Gwen is practical and no-nonsense in the garden and elsewhere. She is decisive. In looks, she is cute, blue-eyed, blond, pettite, and very fit and strong. She is quick-witted and sharp-tongued, or quick tongued and sharp witted, but not well-educated. She has a chip on her shoulder about those who are. She's seen enough spoiled princes working at a restaurant bar in Easthampton. She knows what she knows and doesn't know, which means to me that she's smart. And I represent exactly a type she normally disparaged: Ivy League, private schooled "preppy," a WASP, a snot born with silver spoon. Yet here I was, working hard and helping everyone, never putting her down or treating her as the redneck from the North Fork of Long Island, which by her self-description, she is.

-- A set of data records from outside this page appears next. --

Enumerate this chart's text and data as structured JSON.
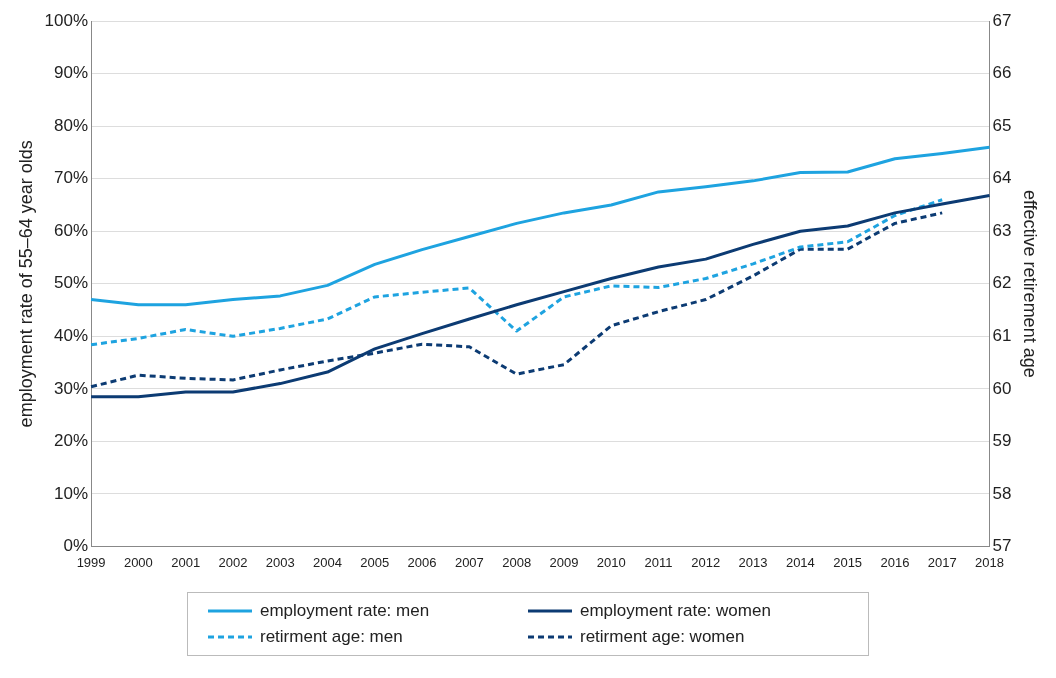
{
  "chart_data": {
    "type": "line",
    "categories": [
      "1999",
      "2000",
      "2001",
      "2002",
      "2003",
      "2004",
      "2005",
      "2006",
      "2007",
      "2008",
      "2009",
      "2010",
      "2011",
      "2012",
      "2013",
      "2014",
      "2015",
      "2016",
      "2017",
      "2018"
    ],
    "ylabel": "employment rate of 55–64 year olds",
    "y2label": "effective retirement age",
    "ylim": [
      0,
      100
    ],
    "yticks": [
      {
        "value": 0,
        "label": "0%"
      },
      {
        "value": 10,
        "label": "10%"
      },
      {
        "value": 20,
        "label": "20%"
      },
      {
        "value": 30,
        "label": "30%"
      },
      {
        "value": 40,
        "label": "40%"
      },
      {
        "value": 50,
        "label": "50%"
      },
      {
        "value": 60,
        "label": "60%"
      },
      {
        "value": 70,
        "label": "70%"
      },
      {
        "value": 80,
        "label": "80%"
      },
      {
        "value": 90,
        "label": "90%"
      },
      {
        "value": 100,
        "label": "100%"
      }
    ],
    "y2lim": [
      57,
      67
    ],
    "y2ticks": [
      57,
      58,
      59,
      60,
      61,
      62,
      63,
      64,
      65,
      66,
      67
    ],
    "grid": "y",
    "legend": "bottom",
    "marker": "none",
    "series": [
      {
        "name": "employment rate: men",
        "color": "#1ea3e0",
        "line_style": "solid",
        "values": [
          47,
          46,
          46,
          47,
          47.7,
          49.7,
          53.7,
          56.5,
          59,
          61.5,
          63.5,
          65,
          67.5,
          68.5,
          69.6,
          71.2,
          71.3,
          73.8,
          74.8,
          76
        ]
      },
      {
        "name": "employment rate: women",
        "color": "#0c3b73",
        "line_style": "solid",
        "values": [
          28.5,
          28.5,
          29.4,
          29.4,
          31,
          33.2,
          37.6,
          40.5,
          43.3,
          46,
          48.5,
          51,
          53.2,
          54.7,
          57.5,
          60,
          61,
          63.5,
          65.2,
          66.8
        ]
      },
      {
        "name": "retirment age: men",
        "color": "#1ea3e0",
        "line_style": "dashed",
        "axis": "y2",
        "values": [
          60.84,
          60.96,
          61.13,
          61.0,
          61.15,
          61.33,
          61.75,
          61.84,
          61.92,
          61.1,
          61.75,
          61.96,
          61.93,
          62.1,
          62.38,
          62.7,
          62.8,
          63.3,
          63.6,
          null
        ]
      },
      {
        "name": "retirment age: women",
        "color": "#0c3b73",
        "line_style": "dashed",
        "axis": "y2",
        "values": [
          60.04,
          60.26,
          60.2,
          60.17,
          60.36,
          60.53,
          60.68,
          60.85,
          60.8,
          60.28,
          60.46,
          61.2,
          61.47,
          61.7,
          62.15,
          62.66,
          62.66,
          63.15,
          63.35,
          null
        ]
      }
    ]
  }
}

And I never "hit" on her, which had to be novel because she had always worked in places where nearly everybody did, she is that cute. Yet there was always a tension, at least for middle-aged, long married me, a yearning controlled by the ego or the super ego or whatever inhibits and separates us from our iddish, animal selves. I must have been among the very few. I think she appreciated it. She even told me how much she "loved sex" and how alarmed she was, about to get married, and that she was sort of having to give it up since her husband to be did not really seem to care much about it. Was she asking me for a final fling, being a tease? I thought about it. Gwen could not have known how much I ached to rediscover sex, something I gave up with marriage, and certainly after the birth of my daughter, trading the pleasures of as Alice crassly put it, "new ass" for the security of a best and trusted friend. Actually there was plenty of sex until we had a child, and then there was none. Zippo. God knows, I think about it all of the time, but the complications of trespass on a marital trust are so many and so complicated that the act of betrayal to my wife, however sexless our relationship has been, limits me to lusting in my heart or mind and makes its consummating it improbable.

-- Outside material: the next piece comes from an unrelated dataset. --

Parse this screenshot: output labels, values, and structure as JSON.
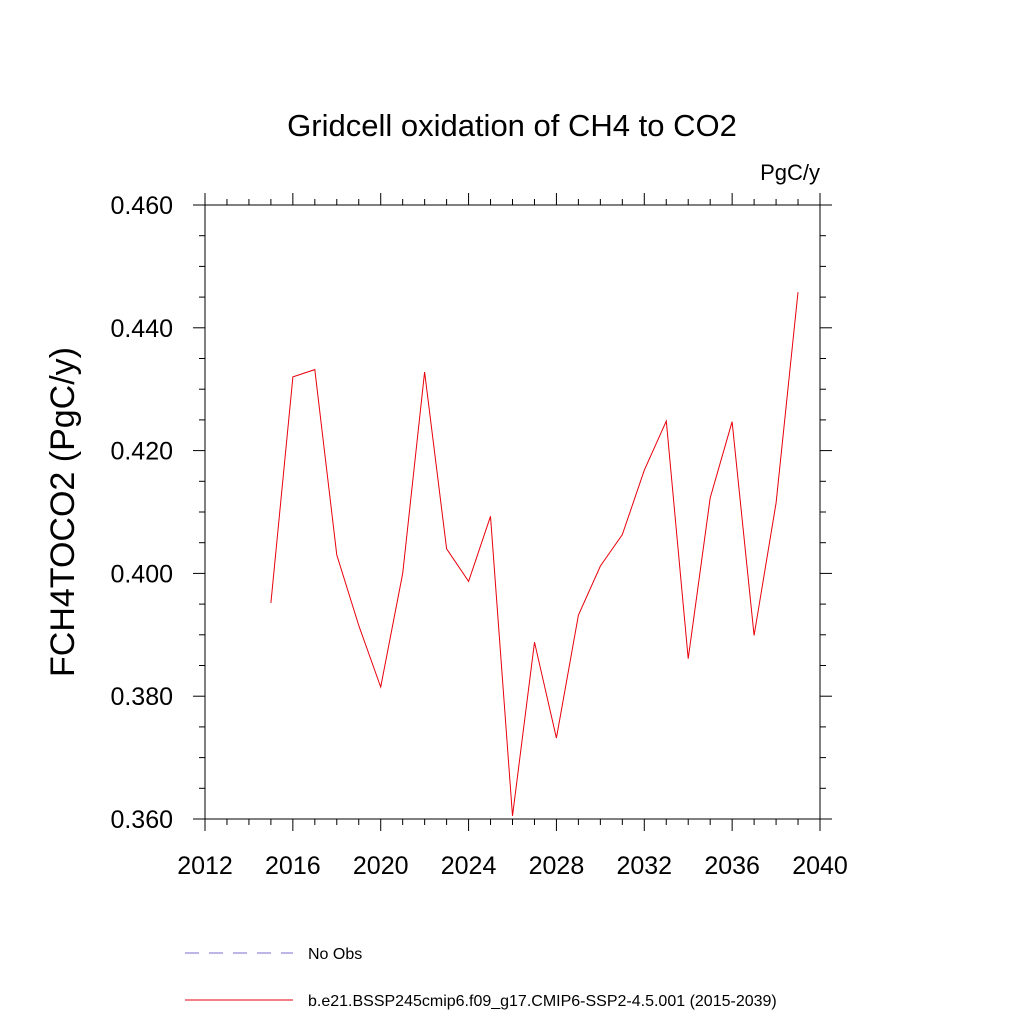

Is it really any wonder though? What if we had wandered over to the gazebo opposite Riverside Yacht Club, or hidden behind or inside a sculpture in that garden in Back Greenwich, or on the rooftop garden next to the Round Hill Club, by the pool overlooking Long Island Sound, or even in the cab of the Ford Ranger, with the tools and fertilizers? I might argue that a latent, unrequited ache may be superior to touching flesh, but ask me whether I really believe this to be so. So much hesitation on my part. I am filming my own reality television show, "This Is My Life" and we only have one life to live. It seems that I have spent a life of wishing and not doing. Sex with Gwen would have been great, that's my own best guess, but its consequences--who knows--might have been devastating because making love might have been so powerful to this middle-aged man with damaged self esteem that he or we might have become more involved than I could predict, and involvement is something that one cannot control. I am reminded of the line in a Ted Hughes poem, "Love struck into his life like a hawk into a dovecote." Imagine all those feathers, the commotion, droplets of red blood on white plummage.